The other issue is that since the entire value of being a teacher, etc is in the pension, there is incredible incentives not to rock the boat once you've been around awhile. If the school system sucks then a younger teacher tries it for a few years and then bounces to a new career. If you're close to the 20 year brass ring you would literally murder a baby to get to that pension.

Reid's avatar

I do agree that unions are oftentimes blights on society, either rent-seeking or imposing a source of friction that’s not worth the cost. However, I want to push back on the idea that public sector unions have any less of an adversarial relationship with their employers than private sector unions do.
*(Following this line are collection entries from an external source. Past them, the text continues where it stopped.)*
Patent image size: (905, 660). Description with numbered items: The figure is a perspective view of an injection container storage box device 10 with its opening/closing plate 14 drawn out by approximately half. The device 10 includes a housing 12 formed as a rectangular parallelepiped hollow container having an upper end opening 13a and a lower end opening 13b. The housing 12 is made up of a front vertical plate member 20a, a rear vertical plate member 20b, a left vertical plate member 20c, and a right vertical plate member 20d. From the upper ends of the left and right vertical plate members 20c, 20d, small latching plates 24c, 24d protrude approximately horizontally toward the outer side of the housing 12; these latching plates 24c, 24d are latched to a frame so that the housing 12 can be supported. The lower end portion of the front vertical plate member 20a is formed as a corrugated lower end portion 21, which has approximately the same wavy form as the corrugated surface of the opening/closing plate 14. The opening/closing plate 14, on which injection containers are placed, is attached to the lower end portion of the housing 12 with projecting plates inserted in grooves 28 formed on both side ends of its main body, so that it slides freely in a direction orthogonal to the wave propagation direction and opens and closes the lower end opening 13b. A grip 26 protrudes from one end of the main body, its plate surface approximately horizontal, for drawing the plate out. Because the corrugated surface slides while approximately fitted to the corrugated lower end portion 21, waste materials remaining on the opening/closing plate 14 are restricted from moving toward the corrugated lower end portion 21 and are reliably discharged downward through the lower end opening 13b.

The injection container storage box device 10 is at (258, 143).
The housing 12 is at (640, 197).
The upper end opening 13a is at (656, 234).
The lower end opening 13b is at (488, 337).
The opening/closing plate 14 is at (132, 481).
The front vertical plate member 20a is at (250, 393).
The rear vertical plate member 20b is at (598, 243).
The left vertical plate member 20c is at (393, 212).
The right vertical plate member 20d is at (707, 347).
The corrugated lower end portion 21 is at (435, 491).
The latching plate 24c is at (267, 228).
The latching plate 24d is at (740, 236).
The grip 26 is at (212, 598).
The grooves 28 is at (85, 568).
Politicians are not any more accountable to public sector employees than executives are to private sector employees. This is because public sector employees are not a large fraction of voters the same way as private sector employees are not a large fraction of shareholders. Executives want maximum revenue for minimum expenditure, while politicians want maximum political gain for minimum expenditure. This *can* lead to both wanting lower wages for the employees, since the budget matters for politicians. But more often politicians are adversarial for other political reasons. I was happy police unions existed during “defund the police”, even though that had nothing to do with a possible concern for policemen being stiffed on wages.

I don’t think unions should have outsize influence the way they do, and they clearly have engaged frequently in rent-seeking or otherwise detrimental behavior, but saying they’re not in an adversarial relationship or should only be able to bargain over wages seems to step too far. I’m frankly much more concerned about politicians taking foolhardy, shortsighted choices that sound good to the public than I am about executives doing so.